Not surprisingly, California’s Democratic officials have been tripping over themselves to weigh in on racial-justice issues in the wake of the protests over the troubling police-custody death of George Floyd in Minneapolis. Their various and sundry proposals range from the reasonable (creating independent oversight of deadly force incidents) to the usual (new spending and educational programs), but mostly have involved lofty rhetoric.

As I noted recently in the American Spectator, the same politicians who claim to care so much about police shootings have created the system of union privileges that shields abusive cops from firing. The same leaders who actively resisted a law to open police disciplinary records to public review, such as Attorney General Xavier Becerra, are now claiming the reform mantle. Why not, if no one holds you accountable for such brazenness?

Among the many recent news stories about racial issues, one really grabbed my attention — and it has nothing really to do with policing. Headlined “The hidden toll of California’s Black exodus,” the July 15 CalMatters report focused on the 275,000 African Americans who “have left high-cost coastal cities in the last three decades” for lower-cost cities in California and elsewhere.

Many of these Californians fled Los Angeles, San Diego, and the Bay Area for states including Texas, Arizona, and Nevada — and for less-sought-after inland metros such as Sacramento and San Bernardino-Riverside. The reason is obvious. It is the same reason that so many white and Latino and Asian Californians have headed east into the deserts and valleys. As the story noted, they sought “the promise of homeownership, safety and better schools.”

The article presented some fascinating statistics: California’s black population has fallen from 7.7 percent in 1980 to 5.5 percent in 2018. That population has dropped over that same time by 43 percent in San Francisco and 40 percent in Oakland, which is a precipitous fall. The median net worth of African-American households is $4,000 in Los Angeles, compared to $355,000 for white LA households — an eye-opening disparity in egalitarian-minded California.

Given these trends, “gentrification” has become a hot topic in these cities, with leftist groups thinking the solution is for poor people to commandeer empty investment homes. There are two key takeaways here. The first is a good thing: Many African-American families are, as CalMatters noted, able to “seek their own slice of the American dream in the state’s sprawling suburban backyard.”

The second point is troubling: California’s Democratic leaders are committed to stopping suburbanization by forcing almost all new housing development into the existing urban footprint. Lawmakers have long subscribed to the New Urbanist planning doctrine, which conforms with their climate-change policies.
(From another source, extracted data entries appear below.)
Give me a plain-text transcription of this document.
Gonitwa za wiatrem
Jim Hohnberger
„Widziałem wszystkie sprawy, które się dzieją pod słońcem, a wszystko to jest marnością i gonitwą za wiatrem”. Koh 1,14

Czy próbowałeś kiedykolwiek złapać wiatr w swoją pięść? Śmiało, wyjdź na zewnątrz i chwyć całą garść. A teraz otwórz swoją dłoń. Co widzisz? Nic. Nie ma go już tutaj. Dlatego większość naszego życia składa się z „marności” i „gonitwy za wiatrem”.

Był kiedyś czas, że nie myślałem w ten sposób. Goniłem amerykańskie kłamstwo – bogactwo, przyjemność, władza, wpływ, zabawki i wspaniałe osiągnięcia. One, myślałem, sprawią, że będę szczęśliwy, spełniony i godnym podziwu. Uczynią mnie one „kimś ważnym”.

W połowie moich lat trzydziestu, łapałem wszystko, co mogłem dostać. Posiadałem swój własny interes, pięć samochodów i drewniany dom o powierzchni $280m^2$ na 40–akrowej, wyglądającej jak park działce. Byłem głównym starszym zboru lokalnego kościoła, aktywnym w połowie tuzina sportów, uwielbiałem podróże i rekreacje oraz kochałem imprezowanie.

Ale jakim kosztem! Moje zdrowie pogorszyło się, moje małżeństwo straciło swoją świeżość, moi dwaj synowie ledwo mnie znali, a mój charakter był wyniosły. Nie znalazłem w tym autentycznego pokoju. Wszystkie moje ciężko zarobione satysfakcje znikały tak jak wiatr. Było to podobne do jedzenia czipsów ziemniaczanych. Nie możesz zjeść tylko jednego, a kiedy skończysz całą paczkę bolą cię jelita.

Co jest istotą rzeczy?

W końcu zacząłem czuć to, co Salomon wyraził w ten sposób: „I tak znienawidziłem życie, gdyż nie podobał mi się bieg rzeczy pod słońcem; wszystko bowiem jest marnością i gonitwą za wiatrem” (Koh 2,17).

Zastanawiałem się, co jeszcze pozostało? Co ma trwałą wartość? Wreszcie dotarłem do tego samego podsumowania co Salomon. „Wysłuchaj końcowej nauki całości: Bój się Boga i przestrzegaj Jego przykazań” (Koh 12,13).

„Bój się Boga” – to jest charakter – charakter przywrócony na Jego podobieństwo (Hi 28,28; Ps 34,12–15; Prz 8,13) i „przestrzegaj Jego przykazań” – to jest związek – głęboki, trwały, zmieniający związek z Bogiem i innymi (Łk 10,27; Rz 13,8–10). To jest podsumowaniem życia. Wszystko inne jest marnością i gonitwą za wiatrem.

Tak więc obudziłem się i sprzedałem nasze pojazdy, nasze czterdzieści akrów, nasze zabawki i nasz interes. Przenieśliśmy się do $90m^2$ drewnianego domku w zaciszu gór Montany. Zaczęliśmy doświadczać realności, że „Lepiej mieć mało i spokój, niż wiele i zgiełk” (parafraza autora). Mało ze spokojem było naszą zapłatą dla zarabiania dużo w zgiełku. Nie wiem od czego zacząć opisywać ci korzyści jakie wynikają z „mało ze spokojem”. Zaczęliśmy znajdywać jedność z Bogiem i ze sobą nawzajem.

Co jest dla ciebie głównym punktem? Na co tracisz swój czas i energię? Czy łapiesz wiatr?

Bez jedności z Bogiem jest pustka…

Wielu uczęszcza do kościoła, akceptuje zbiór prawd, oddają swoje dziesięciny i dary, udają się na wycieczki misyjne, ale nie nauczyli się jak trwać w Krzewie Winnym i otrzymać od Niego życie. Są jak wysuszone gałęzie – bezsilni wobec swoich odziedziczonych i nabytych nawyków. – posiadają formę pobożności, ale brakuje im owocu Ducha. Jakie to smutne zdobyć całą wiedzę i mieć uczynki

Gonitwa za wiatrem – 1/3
Their goal is to leave as much land as permanent open space to reduce humankind’s carbon footprint, thus cordoning it off from suburban development. They view suburbia, with its single-family houses, generally decent schools, shopping centers, and freeways, as a form of blight, even though it offers a great destination for lower-income people who are stuck in costly and unsafe big-city neighborhoods with bad schools.

Upon leaving San Francisco via the Golden Gate Bridge, one enters Marin County. It is as synonymous with liberal Democratic politics as Orange County has been with conservative Republican politics. Despite sitting next to one of the nation’s largest cities, Marin has a population of only 259,000 people thanks to growth controls, which have placed 84 percent of the county’s 828 square miles off limits to development. Its median home price is nearly $1.2 million — and it’s one of the whitest counties in the state. Big surprise, right?

remember when then-Attorney General Jerry Brown used Marin County as the model for the state’s climate-change-battling land-use policies. In the following years, eight of which Brown served as governor, California largely stopped building freeways and made it even more difficult for developers to permit single-family houses. Increasingly, the state’s housing markets have gone from unaffordable to absurd. Our poverty rates are the highest in the nation.

These are long-standing policy choices, pursued for ideological reasons, that nevertheless make it that much harder for African Americans to enter the economic mainstream. Such policies are insidious. A new UCLA study has made the stunningly obvious, but important, point that California’s green-energy policies “have been found to disproportionately benefit wealthier individuals.” Go figure, but not many poor people qualify for state tax credits for $70,000 electric cars or solar roof panels.

Lower-income people do spend a high percentage of their incomes on gasoline, which costs more here than in any other state other than Hawaii because of our special California-only formulations that are best known for having polluted groundwater. Virtually everything costs more here — not because of an act of nature, but because of the taxes, regulations, and land-use policies that inflate the costs of everything.

This column is not an attempt to punt on the policing policies that sparked nationwide protests. I’ve long advocated for robust accountability measures and union reforms. But policing discussions have morphed into broader ones about race, economic disparities, and justice. If California policy-makers are serious about those things, they need to spend less time offering empty bromides and more time talking to African-American Californians who are fleeing.